Genome Wide Association Study of Multiple High-Throughput Phenotyping Experiments to Identify Genetic Loci Controlling Water Use Efficiency in C4 Grass Setaria

Irrigation of crops accounts for a significant portion of fresh water consumption. In order to utilize this resource more efficiently, it is necessary to engineer crops that can more efficiently use water. Water use efficiency, defined as the ratio of plant growth to water used, is a complex property of plants affected by many different factors. Despite this complexity, genetic variability has been able to be identified in a number of different crops. The C4 model species Setaria viridis remains under-studied in this regard and consequently we sought to identify promising genetic loci contributing to variation in water use efficiency. In order to accomplish this goal we leveraged the high-throughput phenotyping platform at the Donald Danforth Plant Science center to grow S. viridis in well-watered and water-limited conditions. This automated system enables strict control of watering regimes as well as measures of plant traits extracted from photographs using computer vision.
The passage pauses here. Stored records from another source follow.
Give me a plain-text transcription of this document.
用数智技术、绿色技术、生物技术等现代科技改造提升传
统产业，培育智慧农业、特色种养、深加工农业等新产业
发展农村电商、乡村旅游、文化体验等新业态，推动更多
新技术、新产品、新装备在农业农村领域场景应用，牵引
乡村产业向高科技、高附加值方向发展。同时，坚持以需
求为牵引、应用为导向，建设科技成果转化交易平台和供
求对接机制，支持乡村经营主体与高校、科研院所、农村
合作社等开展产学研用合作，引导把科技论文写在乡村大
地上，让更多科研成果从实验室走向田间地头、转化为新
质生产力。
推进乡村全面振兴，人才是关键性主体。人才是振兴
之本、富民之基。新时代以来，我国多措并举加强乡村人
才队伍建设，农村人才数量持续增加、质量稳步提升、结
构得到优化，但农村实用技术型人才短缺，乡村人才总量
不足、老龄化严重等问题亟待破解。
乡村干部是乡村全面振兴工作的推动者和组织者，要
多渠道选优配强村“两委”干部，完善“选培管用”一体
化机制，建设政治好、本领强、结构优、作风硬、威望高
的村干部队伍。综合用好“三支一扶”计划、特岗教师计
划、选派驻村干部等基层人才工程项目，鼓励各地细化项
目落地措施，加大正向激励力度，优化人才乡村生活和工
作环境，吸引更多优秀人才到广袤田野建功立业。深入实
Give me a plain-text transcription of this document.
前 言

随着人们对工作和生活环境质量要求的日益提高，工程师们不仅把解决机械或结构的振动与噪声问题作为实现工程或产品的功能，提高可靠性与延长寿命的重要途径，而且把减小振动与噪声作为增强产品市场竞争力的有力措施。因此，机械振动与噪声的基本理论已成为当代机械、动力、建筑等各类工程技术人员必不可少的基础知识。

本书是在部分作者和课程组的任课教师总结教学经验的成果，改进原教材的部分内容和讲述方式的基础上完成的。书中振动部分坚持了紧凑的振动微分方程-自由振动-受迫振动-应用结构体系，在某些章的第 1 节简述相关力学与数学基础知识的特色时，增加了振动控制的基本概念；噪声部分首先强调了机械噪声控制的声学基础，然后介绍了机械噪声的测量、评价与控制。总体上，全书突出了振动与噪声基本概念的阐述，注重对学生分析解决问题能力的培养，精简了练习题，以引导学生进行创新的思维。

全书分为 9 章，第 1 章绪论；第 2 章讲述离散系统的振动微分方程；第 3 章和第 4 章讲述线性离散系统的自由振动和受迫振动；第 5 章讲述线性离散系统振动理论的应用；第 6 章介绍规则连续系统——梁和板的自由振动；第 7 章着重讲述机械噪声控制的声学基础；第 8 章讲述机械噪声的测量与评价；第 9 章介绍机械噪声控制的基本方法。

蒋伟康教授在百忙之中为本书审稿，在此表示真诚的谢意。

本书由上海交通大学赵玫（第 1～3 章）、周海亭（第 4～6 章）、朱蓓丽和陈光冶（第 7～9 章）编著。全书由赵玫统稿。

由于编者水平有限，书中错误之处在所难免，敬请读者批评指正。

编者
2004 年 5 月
Combining these two sets of data allows for direct measurement of whole-plant water-use efficiency on a daily basis which was used as a response variable in a genome wide association study. Significant associations were found for water-use efficiency and related traits. These loci were then prioritized further by pooling information across each day of an experiment and across multiple experiments to zero in on the most likely locations of genes responsible for driving water-use efficiency in S. viridis.